Piper James Cleland Richardson

       Richardson also acted as a stretcher bearer.  After saving a wounded comrade, he returned to the field to recover his pipes. It was the last anyone saw of him.  Jimmy Richardson  disappeared into the mists of battle.  He was awarded the Victoria Cross, posthumously for "conspicuous bravery."
     It was believed his bagpipes had been lost in the mud but in 2002 they were found in Scotland. A British Army chaplain had found them and brought them home where they remained on display in a school where he taught.  The pipes were then returned to the Canadian Scottish Regiment (Princess Mary's).

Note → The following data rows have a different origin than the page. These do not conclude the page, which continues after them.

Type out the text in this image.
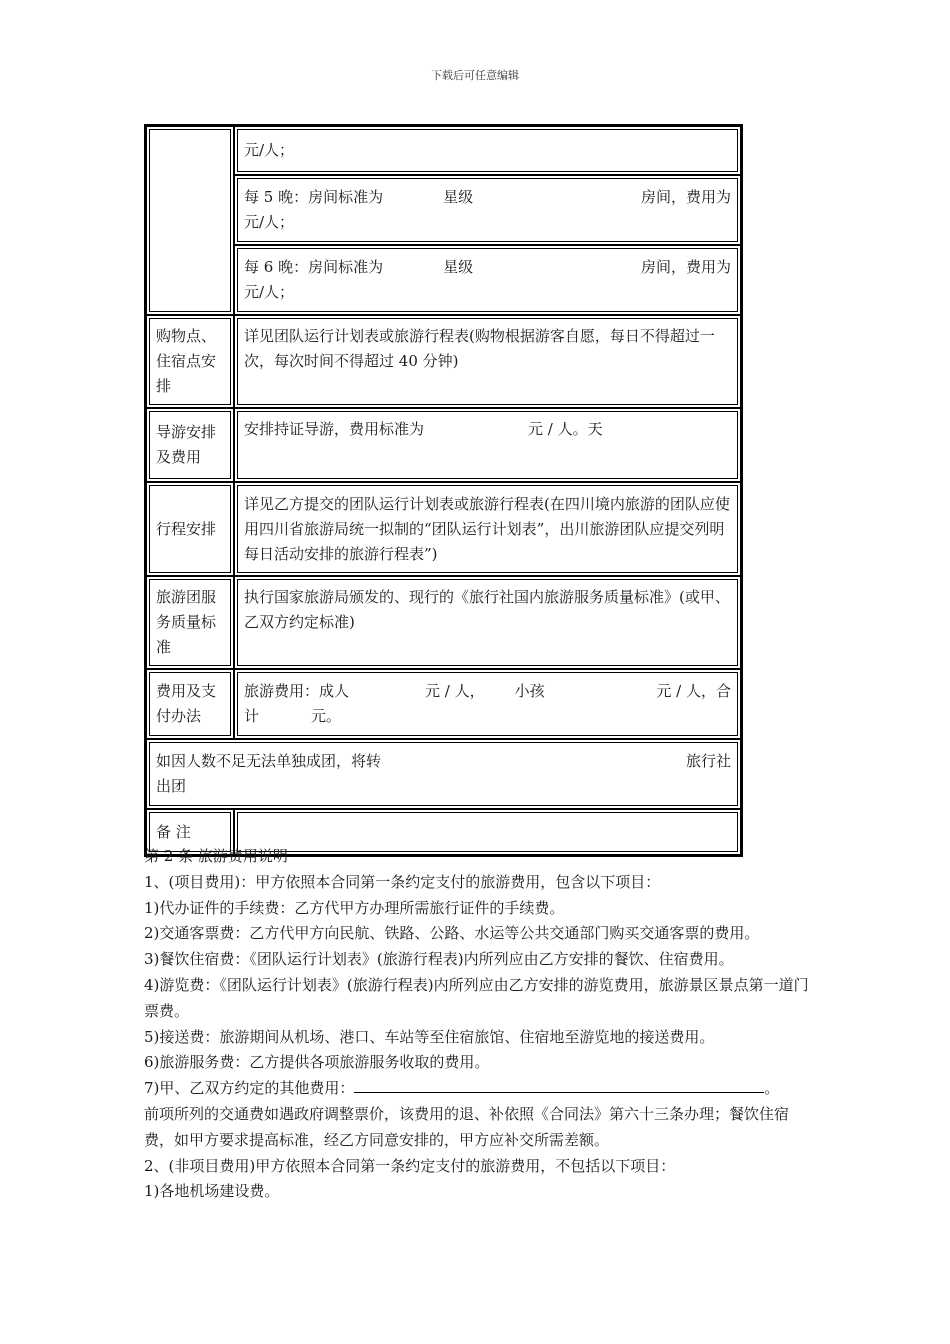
下载后可任意编辑
	元/人；

	每 5 晚：房间标准为 星级 房间，费用为
元/人；

	每 6 晚：房间标准为 星级 房间，费用为
元/人；

购物点、住宿点安排	详见团队运行计划表或旅游行程表(购物根据游客自愿，每日不得超过一次，每次时间不得超过 40 分钟)
导游安排及费用	安排持证导游，费用标准为 元 / 人。天
行程安排	详见乙方提交的团队运行计划表或旅游行程表(在四川境内旅游的团队应使用四川省旅游局统一拟制的“团队运行计划表”，出川旅游团队应提交列明每日活动安排的旅游行程表”)
旅游团服务质量标准	执行国家旅游局颁发的、现行的《旅行社国内旅游服务质量标准》(或甲、乙双方约定标准)
费用及支付办法	旅游费用：成人 元 / 人， 小孩 元 / 人，合
计 元。

如因人数不足无法单独成团，将转 旅行社
出团	

备 注	

第 2 条 旅游费用说明

1、(项目费用)：甲方依照本合同第一条约定支付的旅游费用，包含以下项目：

1)代办证件的手续费：乙方代甲方办理所需旅行证件的手续费。

2)交通客票费：乙方代甲方向民航、铁路、公路、水运等公共交通部门购买交通客票的费用。

3)餐饮住宿费：《团队运行计划表》(旅游行程表)内所列应由乙方安排的餐饮、住宿费用。

4)游览费：《团队运行计划表》(旅游行程表)内所列应由乙方安排的游览费用，旅游景区景点第一道门票费。

5)接送费：旅游期间从机场、港口、车站等至住宿旅馆、住宿地至游览地的接送费用。

6)旅游服务费：乙方提供各项旅游服务收取的费用。

7)甲、乙双方约定的其他费用：	。

前项所列的交通费如遇政府调整票价，该费用的退、补依照《合同法》第六十三条办理；餐饮住宿费，如甲方要求提高标准，经乙方同意安排的，甲方应补交所需差额。

2、(非项目费用)甲方依照本合同第一条约定支付的旅游费用，不包括以下项目：

1)各地机场建设费。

     When I heard the men's chorus practice their part of Stokes' composition, the music was pleasant enough, but it had no meaning.  Now, I've been to the concert, and realized their part is wonderful, beautiful and  critical to the entire composition.  The men's chorus, the bagpiper, the timpanist -- they all played their individual parts but only the composer knew the whole.  Each musician had to play his part and trust the one who wrote it.

    Last week our nation witnessed tragic and senseless deaths in Ottawa and Quebec.  The news from Syria and N. Iraq tells of terrible persecution of Christians and others.  Ebola ravishes populations in West Africa.  We cry out our anguish and our sorrow.  We ask why?
     We can only trust  the Great Composer.  He alone knows the whole, he alone can weave our disparate parts into something beautiful and worthy and holy.

1 Cor. 13-12 For now we see through a glass, darkly; but then face to face: now I know in part; but then shall I know even as also I am known.